La citation choisie provient d’une récente chronique de bande dessinée dans Glam Attitude. Bien que ce soit un magazine adulte, et que l’article soit consacré à une bande dessinée adulte, la journaliste choisit d’infantiliser tout le monde d’entrée de jeu. Bandes dessinées pour les filles.
S’il s’agissait d’un cas isolé, on en rirait presque. Malheureusement nos années passées à promouvoir notre travail nous laissent penser qu’un pacte a été signé entre certains éditeurs, libraires et journalistes pour définir notre style narratif selon les stéréotypes de genre les plus réducteurs. Allez savoir ce que ça leur rapporte mais nous, nous en avons bien marre !
Tout aussi récemment que Glam Attitude, le magazine Femina avait publié un article intitulé “5 bd de filles pour filles“, titre à couper le souffle ! Pourtant le contenu de cet article laissait transparaître que la journaliste considérait les ouvrages chroniqués de qualité en dehors de toute considération de genre, et de nature à pouvoir toucher tous les publics. Bien qu’une des autrices impliquées leur ait demandé de changer le titre, et que des internautes aient laissé des commentaires en fin d’article pour leur suggérer la même chose, faisant part de leur indignation, Femina a refusé. Nous leur avons alors écrit, en tant que collectif, pour leur signifier les enjeux qu’un tel titre représente, leur demandant à notre tour de simplement le changer, et – peut-être !- de lire notre charte.

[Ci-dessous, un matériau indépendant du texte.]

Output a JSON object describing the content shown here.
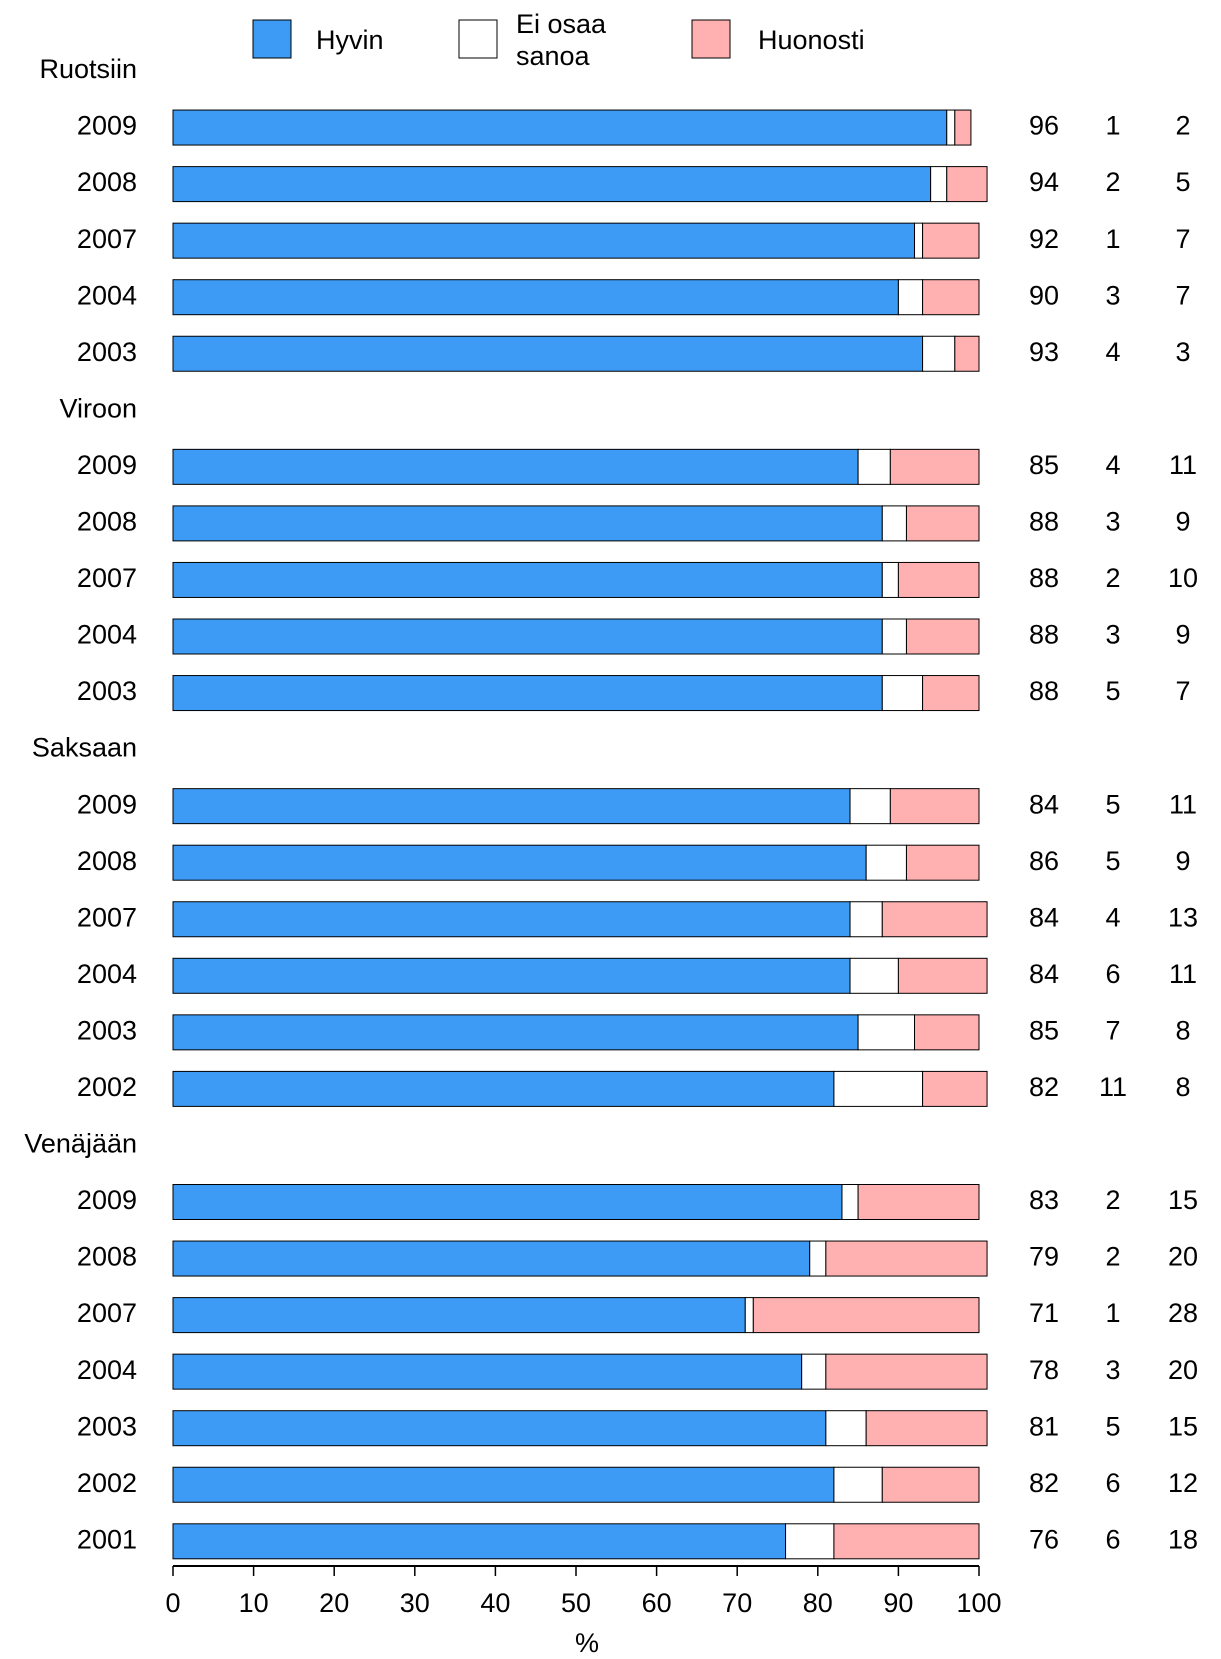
{
  "chart_data": {
    "type": "bar",
    "orientation": "horizontal",
    "stacked": true,
    "groups": [
      {
        "title": "Ruotsiin",
        "categories": [
          "2009",
          "2008",
          "2007",
          "2004",
          "2003"
        ]
      },
      {
        "title": "Viroon",
        "categories": [
          "2009",
          "2008",
          "2007",
          "2004",
          "2003"
        ]
      },
      {
        "title": "Saksaan",
        "categories": [
          "2009",
          "2008",
          "2007",
          "2004",
          "2003",
          "2002"
        ]
      },
      {
        "title": "Venäjään",
        "categories": [
          "2009",
          "2008",
          "2007",
          "2004",
          "2003",
          "2002",
          "2001"
        ]
      }
    ],
    "series": [
      {
        "name": "Hyvin",
        "color": "#3d9bf5",
        "values": [
          96,
          94,
          92,
          90,
          93,
          85,
          88,
          88,
          88,
          88,
          84,
          86,
          84,
          84,
          85,
          82,
          83,
          79,
          71,
          78,
          81,
          82,
          76
        ]
      },
      {
        "name": "Ei osaa sanoa",
        "color": "#ffffff",
        "values": [
          1,
          2,
          1,
          3,
          4,
          4,
          3,
          2,
          3,
          5,
          5,
          5,
          4,
          6,
          7,
          11,
          2,
          2,
          1,
          3,
          5,
          6,
          6
        ]
      },
      {
        "name": "Huonosti",
        "color": "#ffb1b1",
        "values": [
          2,
          5,
          7,
          7,
          3,
          11,
          9,
          10,
          9,
          7,
          11,
          9,
          13,
          11,
          8,
          8,
          15,
          20,
          28,
          20,
          15,
          12,
          18
        ]
      }
    ],
    "xlim": [
      0,
      100
    ],
    "xticks": [
      0,
      10,
      20,
      30,
      40,
      50,
      60,
      70,
      80,
      90,
      100
    ],
    "xlabel": "%"
  }
}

Au lieu de nous répondre Femina a pris une autre décision : supprimer tout l’article. Plutôt que de cesser d’infantiliser des autrices, ils ont préféré ne pas les chroniquer du tout !
Dans notre charte nous évoquons les dangers des différenciations et hiérarchisations stéréotypées. Prétendre qu’une autrice soit une fille qui fasse de la BD pour filles est non seulement infantilisant mais persiste également à véhiculer l’idée que ce qu’écrivent ces autrices ne pourrait pas intéresser des hommes, ce qui est faux. Ce que les gens aiment lire n’a pas besoin d’être rabaissé à une binarité arbitraire des genres et des sexes. Le pouvoir des médias est central dans la perpétuation de clichés sexistes, et c’est justement par le biais des journalistes que nous pouvons espérer faire avancer les choses !
Cher.e.s journalistes, soyez du bon côté de l’Histoire !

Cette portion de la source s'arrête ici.